The New England Healthcare Institute's recently released report, "Remaking Primary Care: From Crisis to Opportunity," highlights the issues surrounding the primary care physician shortage and offers recommendations to alleviate the problem.
While the recommendations are sound, some of the report's findings that directly impact the PCP shortage need to be brought to the forefront, said Ben Isgur, director at PricewaterhouseCooper's Health Research Institute.
"The report was very well done in terms of laying out the issues," he said. "Some of the solutions are going to be more helpful for the type of care that patients receive and some are strong on increasing supply and access to primary care."

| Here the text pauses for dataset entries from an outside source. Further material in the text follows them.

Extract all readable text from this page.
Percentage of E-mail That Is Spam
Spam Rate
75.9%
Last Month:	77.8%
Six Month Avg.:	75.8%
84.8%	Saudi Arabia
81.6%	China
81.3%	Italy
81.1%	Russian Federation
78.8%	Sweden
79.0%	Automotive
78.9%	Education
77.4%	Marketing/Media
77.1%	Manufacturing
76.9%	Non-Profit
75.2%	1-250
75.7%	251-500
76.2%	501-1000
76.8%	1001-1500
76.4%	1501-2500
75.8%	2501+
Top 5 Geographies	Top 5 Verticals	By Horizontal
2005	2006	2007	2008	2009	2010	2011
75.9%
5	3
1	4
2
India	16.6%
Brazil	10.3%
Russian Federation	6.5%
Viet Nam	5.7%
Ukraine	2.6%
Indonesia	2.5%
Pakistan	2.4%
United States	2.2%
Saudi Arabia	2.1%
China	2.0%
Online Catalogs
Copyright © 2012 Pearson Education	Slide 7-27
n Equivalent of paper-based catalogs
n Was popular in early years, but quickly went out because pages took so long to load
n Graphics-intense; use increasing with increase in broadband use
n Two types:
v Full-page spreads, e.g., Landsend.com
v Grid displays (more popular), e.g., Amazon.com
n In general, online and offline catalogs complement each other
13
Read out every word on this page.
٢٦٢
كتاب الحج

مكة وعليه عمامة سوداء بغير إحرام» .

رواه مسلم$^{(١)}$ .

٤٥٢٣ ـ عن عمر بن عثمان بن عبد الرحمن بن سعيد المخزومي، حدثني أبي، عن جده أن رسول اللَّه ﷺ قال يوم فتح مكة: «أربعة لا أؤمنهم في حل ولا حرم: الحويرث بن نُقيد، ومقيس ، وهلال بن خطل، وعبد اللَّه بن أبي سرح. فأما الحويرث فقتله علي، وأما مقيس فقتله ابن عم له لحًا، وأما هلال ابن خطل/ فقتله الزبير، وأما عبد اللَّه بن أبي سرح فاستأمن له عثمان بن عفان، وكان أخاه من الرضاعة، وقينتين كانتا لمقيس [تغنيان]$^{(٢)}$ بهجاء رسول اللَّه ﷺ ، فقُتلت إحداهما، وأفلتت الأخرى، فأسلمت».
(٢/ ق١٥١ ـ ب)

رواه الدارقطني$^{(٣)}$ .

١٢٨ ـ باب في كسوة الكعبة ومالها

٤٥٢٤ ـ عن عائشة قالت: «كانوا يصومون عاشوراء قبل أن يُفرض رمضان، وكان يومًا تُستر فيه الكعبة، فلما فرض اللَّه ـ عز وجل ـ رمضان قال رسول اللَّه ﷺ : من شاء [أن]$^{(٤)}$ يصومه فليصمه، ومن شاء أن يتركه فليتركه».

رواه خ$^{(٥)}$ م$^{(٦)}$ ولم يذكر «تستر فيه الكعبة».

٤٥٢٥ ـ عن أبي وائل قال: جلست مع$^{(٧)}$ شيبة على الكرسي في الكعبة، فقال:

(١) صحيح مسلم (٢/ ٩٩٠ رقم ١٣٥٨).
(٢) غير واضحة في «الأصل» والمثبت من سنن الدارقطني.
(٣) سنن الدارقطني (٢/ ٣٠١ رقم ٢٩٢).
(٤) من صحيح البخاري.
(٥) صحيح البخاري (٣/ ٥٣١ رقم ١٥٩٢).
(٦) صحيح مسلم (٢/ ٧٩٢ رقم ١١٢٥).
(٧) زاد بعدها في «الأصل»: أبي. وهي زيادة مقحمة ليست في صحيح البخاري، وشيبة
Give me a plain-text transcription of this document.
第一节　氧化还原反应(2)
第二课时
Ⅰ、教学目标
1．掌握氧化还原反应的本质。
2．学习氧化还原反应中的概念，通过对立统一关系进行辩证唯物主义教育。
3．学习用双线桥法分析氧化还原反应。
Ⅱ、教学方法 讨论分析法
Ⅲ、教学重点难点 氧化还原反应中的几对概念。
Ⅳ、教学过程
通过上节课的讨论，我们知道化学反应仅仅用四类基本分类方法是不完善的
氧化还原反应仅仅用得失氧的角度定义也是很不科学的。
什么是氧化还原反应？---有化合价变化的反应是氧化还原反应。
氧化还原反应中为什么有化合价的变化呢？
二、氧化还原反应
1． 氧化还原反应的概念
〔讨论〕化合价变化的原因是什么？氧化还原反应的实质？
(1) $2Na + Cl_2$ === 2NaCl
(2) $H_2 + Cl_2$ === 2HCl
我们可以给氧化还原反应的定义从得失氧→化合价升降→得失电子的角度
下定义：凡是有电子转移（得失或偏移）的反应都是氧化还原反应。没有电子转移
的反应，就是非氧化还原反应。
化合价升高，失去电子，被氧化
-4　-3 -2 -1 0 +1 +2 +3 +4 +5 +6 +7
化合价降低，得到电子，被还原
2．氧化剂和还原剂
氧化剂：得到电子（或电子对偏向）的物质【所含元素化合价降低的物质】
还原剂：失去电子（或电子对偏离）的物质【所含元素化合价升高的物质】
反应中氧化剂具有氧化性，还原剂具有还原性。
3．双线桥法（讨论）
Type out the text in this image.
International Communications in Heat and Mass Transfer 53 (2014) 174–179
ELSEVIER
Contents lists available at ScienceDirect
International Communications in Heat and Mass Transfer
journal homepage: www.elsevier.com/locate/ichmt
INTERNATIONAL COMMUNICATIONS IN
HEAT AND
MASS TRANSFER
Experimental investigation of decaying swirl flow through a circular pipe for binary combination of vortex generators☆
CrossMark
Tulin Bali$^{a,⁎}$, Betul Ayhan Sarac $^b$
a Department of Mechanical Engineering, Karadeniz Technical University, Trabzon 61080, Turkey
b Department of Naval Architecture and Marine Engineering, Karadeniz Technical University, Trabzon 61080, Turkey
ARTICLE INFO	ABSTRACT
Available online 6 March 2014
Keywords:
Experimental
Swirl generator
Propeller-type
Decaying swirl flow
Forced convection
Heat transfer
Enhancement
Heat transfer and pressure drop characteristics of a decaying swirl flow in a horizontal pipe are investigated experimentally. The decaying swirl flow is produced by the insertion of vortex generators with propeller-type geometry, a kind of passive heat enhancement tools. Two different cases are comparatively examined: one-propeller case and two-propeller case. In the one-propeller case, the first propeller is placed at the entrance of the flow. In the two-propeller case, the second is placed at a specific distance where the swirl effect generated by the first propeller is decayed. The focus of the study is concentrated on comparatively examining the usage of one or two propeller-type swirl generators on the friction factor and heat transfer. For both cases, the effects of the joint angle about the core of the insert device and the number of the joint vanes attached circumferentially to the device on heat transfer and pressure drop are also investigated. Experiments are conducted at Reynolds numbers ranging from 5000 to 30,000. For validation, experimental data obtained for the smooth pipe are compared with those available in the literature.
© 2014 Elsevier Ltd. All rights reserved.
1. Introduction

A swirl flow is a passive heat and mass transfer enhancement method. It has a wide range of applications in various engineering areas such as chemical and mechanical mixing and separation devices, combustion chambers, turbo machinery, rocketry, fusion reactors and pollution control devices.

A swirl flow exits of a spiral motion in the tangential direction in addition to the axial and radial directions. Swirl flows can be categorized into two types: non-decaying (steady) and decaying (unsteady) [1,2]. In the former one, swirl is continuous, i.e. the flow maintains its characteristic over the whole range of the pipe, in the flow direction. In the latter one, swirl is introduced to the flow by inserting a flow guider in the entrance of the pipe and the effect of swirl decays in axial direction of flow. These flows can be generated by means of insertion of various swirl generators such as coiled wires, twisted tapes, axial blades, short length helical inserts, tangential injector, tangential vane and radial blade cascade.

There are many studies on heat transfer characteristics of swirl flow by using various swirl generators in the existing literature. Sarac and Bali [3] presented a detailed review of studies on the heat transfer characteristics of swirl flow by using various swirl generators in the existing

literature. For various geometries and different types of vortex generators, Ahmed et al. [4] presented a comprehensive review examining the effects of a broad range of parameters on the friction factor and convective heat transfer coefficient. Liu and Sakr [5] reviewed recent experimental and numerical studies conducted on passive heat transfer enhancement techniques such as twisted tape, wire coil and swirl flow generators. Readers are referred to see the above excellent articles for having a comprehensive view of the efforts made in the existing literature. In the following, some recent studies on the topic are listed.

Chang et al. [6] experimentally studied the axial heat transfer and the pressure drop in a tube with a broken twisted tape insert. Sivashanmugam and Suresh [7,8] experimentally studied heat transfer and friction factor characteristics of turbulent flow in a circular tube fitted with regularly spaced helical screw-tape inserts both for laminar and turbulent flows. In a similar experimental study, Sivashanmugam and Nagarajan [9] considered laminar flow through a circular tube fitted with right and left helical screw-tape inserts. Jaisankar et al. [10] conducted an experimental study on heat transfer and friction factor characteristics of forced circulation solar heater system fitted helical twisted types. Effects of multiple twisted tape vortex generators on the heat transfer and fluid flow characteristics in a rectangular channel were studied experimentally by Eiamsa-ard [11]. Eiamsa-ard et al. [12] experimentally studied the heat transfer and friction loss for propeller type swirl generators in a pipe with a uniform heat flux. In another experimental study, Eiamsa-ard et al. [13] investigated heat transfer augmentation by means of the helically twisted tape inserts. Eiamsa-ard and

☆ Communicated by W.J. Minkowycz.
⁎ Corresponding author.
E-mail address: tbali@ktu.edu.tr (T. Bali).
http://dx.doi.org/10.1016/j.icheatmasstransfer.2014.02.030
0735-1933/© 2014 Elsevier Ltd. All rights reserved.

While the report mentioned increasing the number of medical schools, Isgur said the recommendation should go one step further. Medical schools need to expand or build in, or as close to, medically underserved areas because most physicians practice within 100 miles of where they went to medical school, he said.
The NEHI report's recommendation to improve pay-for-performance (P4P) is critical, Isgur said, but changing the reimbursement system ultimately will impact the supply side. "We don't pay our PCPs enough," he said. "We need to change the reimbursement system."
Isgur advocates payment reform that eliminates paying physicians for volume and replaces it with paying for quality. P4P initiatives are addressing this issue, but it is only part of the solution, he said.
Instead, Isgur recommends moving to a system where a single payment covers a procedure and its post-acute care. Geisinger Health System in Danville, Pa., boasts a "heart surgery warranty," he pointed out. "That's a great financial incentive to get care right the first time and a great example of changing the reimbursement system," said Isgur.
Primary care team training and patient-centered medical homes are great ideas and would drive higher-quality care, but Isgur noted that they would not directly increase access or solve the PCP shortage unless different types of reimbursements and financial incentives are a component of the concepts.
New sites of care that offer primary care services expand access by leveraging non-physician clinicians or physician extenders, but there is also a shortage of advanced practice nurses to fill in for PCPs, he said.
"We really have to ramp up both areas in order to meet those needs," Isgur cautioned, noting that a rise in concierge medicine, in which patients pay an annual fee to physicians, would drain too many PCPs into this type of practice and further increase the severity of the shortage.
Healthcare information technology creates virtual capacity when physicians implement electronic health record systems by driving down administrative tasks such as gathering patient data, Isgur said. The efficiencies gained means physicians can see more patients on a daily basis, especially if they embrace e-mail consultations.
While Isgur believes it could take between two to five years before physicians would see ROI through efficiencies and patient safety, the subsidies, and later the reimbursement penalties, within the HITECH Act will drive adoption now.
Overall, the industry needs to move from volume to quality, charge one global payment for procedures, fundamentally change some of the PCP reimbursements and increase those reimbursements in some areas, Isgur said.
While these issues were touched on in the NEHI report, they need to be in the forefront if the healthcare industry ultimately wants to solve the PCP shortage, he concluded.